Mrs. Schlafly doesn't isolate the nexus here, but does come close (to have gone there would have been a distracting digression that would have required too many column inches to allow in this medium).
There are four possible sources of authority in life: The family, G_d, employers, and the state. To a child, not yet of working age, the employer does not apply, leaving only the almighty state.

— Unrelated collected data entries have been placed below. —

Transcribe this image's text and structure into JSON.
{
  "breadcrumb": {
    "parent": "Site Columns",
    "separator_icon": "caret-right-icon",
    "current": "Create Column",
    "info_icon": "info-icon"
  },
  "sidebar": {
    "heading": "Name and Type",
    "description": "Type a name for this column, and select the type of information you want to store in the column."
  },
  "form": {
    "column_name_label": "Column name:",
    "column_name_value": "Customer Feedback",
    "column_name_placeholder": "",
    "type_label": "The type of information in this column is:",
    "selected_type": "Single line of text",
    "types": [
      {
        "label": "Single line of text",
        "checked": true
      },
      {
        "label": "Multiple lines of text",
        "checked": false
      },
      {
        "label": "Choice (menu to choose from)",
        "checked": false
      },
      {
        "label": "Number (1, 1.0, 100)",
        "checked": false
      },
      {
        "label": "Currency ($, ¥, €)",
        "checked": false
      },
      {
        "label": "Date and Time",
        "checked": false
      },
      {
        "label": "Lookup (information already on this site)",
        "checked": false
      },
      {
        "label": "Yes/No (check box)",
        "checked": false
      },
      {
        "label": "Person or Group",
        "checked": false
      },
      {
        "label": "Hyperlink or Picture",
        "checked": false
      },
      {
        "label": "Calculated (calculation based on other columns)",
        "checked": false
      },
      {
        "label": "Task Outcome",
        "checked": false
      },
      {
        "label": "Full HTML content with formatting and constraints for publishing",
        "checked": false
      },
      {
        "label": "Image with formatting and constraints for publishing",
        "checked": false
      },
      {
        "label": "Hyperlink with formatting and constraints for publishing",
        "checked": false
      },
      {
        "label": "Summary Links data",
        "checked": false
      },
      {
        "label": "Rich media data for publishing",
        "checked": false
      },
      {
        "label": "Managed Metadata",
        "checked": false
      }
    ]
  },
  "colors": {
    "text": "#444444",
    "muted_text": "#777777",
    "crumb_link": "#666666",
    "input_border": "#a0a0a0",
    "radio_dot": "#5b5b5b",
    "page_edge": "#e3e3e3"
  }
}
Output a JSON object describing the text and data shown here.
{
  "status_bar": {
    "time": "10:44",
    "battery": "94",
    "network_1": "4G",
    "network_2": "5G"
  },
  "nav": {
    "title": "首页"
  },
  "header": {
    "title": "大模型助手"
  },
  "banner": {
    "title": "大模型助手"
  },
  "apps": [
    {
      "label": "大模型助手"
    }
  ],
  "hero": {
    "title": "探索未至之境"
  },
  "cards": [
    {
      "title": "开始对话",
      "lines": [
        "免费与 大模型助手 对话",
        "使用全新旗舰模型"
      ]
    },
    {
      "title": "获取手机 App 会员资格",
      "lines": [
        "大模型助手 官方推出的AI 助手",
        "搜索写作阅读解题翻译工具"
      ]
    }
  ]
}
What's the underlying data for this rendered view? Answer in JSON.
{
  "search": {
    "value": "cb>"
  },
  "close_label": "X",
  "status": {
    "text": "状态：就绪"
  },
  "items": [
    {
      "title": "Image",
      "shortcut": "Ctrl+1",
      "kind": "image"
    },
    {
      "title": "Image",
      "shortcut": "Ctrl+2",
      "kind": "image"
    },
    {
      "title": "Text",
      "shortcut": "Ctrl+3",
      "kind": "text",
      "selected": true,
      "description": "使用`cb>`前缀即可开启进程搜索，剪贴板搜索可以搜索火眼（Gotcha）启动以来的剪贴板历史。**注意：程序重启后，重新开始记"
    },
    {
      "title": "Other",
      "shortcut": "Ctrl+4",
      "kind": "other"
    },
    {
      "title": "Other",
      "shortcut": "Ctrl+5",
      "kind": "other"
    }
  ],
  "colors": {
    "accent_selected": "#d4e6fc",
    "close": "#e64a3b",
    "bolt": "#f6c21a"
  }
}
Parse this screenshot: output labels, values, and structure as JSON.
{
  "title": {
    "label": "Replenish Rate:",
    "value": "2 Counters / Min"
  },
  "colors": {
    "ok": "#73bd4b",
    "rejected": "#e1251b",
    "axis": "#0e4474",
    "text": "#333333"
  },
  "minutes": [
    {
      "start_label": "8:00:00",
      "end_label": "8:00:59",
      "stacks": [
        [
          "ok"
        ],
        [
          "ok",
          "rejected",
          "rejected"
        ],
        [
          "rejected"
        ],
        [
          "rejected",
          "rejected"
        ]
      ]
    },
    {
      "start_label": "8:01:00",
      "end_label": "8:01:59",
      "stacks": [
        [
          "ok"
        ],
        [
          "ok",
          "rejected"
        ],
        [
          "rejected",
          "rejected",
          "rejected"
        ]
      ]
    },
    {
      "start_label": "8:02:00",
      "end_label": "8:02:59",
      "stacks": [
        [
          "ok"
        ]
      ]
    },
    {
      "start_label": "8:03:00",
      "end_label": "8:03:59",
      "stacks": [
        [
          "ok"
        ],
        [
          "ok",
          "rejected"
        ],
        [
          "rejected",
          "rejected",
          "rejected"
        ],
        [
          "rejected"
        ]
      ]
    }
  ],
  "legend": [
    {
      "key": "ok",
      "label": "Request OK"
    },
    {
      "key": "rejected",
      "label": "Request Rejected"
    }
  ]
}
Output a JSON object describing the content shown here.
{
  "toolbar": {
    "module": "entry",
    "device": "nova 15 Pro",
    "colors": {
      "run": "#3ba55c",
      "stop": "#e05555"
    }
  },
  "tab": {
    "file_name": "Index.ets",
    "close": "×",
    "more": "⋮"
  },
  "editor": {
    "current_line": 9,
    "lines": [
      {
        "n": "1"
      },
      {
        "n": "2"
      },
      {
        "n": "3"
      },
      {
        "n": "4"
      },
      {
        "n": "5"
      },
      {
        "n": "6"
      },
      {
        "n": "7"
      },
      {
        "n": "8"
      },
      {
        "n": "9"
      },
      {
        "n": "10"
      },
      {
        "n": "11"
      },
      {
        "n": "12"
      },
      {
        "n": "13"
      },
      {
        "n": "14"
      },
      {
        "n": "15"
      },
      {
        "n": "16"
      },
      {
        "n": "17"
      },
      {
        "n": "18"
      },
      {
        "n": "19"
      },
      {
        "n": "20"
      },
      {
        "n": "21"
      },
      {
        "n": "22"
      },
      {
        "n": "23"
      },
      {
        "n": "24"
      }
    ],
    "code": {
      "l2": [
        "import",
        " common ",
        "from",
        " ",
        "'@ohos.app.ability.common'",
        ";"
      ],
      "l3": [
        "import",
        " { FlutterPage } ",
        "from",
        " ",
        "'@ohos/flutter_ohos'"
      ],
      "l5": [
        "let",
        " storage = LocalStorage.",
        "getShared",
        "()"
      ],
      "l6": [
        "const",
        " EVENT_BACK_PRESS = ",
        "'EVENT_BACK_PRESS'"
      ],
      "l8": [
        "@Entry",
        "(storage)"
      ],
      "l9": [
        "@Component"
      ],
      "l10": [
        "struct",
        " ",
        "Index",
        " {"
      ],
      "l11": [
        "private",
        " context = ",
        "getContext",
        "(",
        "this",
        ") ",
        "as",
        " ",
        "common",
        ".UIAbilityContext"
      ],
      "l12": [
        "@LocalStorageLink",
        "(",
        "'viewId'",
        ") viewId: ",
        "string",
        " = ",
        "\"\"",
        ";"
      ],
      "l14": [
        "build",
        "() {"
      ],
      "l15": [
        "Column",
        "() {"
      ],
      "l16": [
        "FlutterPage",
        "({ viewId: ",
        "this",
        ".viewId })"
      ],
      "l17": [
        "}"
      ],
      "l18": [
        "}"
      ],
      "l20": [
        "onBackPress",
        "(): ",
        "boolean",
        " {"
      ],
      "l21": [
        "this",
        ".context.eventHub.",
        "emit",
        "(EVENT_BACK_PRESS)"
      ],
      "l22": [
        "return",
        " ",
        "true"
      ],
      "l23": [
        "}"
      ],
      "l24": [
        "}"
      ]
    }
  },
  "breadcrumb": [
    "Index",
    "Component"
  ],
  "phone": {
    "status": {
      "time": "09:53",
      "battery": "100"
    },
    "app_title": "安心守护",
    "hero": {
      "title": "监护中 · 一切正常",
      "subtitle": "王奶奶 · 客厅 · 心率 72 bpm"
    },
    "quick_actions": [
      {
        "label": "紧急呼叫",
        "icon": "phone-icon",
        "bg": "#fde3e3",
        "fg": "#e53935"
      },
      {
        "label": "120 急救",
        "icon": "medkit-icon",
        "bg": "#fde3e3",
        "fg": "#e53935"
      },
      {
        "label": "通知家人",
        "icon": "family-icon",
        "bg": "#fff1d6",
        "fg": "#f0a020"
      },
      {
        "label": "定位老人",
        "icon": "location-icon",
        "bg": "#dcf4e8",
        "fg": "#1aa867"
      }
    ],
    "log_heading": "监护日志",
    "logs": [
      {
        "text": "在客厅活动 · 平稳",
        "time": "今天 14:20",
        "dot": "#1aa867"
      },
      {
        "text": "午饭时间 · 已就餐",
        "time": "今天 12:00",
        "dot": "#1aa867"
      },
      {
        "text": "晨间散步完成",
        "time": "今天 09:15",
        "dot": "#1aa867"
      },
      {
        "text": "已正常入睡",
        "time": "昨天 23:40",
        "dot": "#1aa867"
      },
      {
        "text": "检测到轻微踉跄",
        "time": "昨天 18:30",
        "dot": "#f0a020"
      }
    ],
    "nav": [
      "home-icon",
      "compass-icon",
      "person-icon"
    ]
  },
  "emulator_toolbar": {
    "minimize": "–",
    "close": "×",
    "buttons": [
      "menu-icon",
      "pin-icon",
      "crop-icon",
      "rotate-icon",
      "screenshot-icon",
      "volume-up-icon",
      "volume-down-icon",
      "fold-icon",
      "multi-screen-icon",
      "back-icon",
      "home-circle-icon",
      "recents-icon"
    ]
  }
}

Marx supposedly wanted to dispose of all but the state, yet no matter what, but production, defense, or any "ordered" system must be hierarchical to function: collective "consensus" has NEVER worked by common consent. Hence, "communism" always led to tyranny and thus was essentially fascism, as is evidenced by the fact that Marx' Manifesto was financed by the wealthiest bankers in Europe. It was to be a means of concentrating power for the manipulation by the few, cloaked in a supposedly cultural altruism. G_d's system of voluntary charity focuses upon families united in faith as the source of temporal authority and thereby liberty, Marx' exact opposite.
Now, since the family and human society at large spring from marriage, these men will on no account allow matrimony to be the subject of the jurisdiction of the Church. Nay, they endeavor to deprive it of all holiness, and so bring it within the contracted sphere of those rights which, having been instituted by man, are ruled and administered by the civil jurisprudence of the community. Wherefore it necessarily follows that they attribute all power over marriage to civil rulers, and allow none whatever to the Church; and, when the Church exercises any such power, they think that she acts either by favor of the civil authority or to its injury. Now is the time, they say, for the heads of the State to vindicate their rights unflinchingly, and to do their best to settle all that relates to marriage according as to them seems good.
—Rabid Marxist Libertarian Pope Leo XIII, 1880
Freegards
Only shallowly. Most gays tend to be better off than nongay squares.
It’s just a desire to punk the country.
I don’t think American government as it exists now is QUALIFIED to regulate marriage. It is a freak show with warped ideas today, and it might as well be told to butt out. You might as well ask your atheist neighbor to conduct your Sunday school.
Selwyn Duke fairly recently wrote on this, title (approx)
“We’re All Social Issues Voters”
If you read the article carefully, you’ll understand that the concept of the government being completely ambivalent about marriage is untenable because society cannot be ambivalent about marriage. Someone MUST officiate when marriages fail or are contested, and that function falls to the civil courts, an organ of government, by default.
We might “call a truce on social issues,” but the Left has no intention to ever call a truce. And “social issues” are a Trojan horse for every fiscal issue.
Well that, and a malicious,Satanic desire to force us to accept their perversions as normal. Let them do what they want, I don't care, but let them keep it to themselves.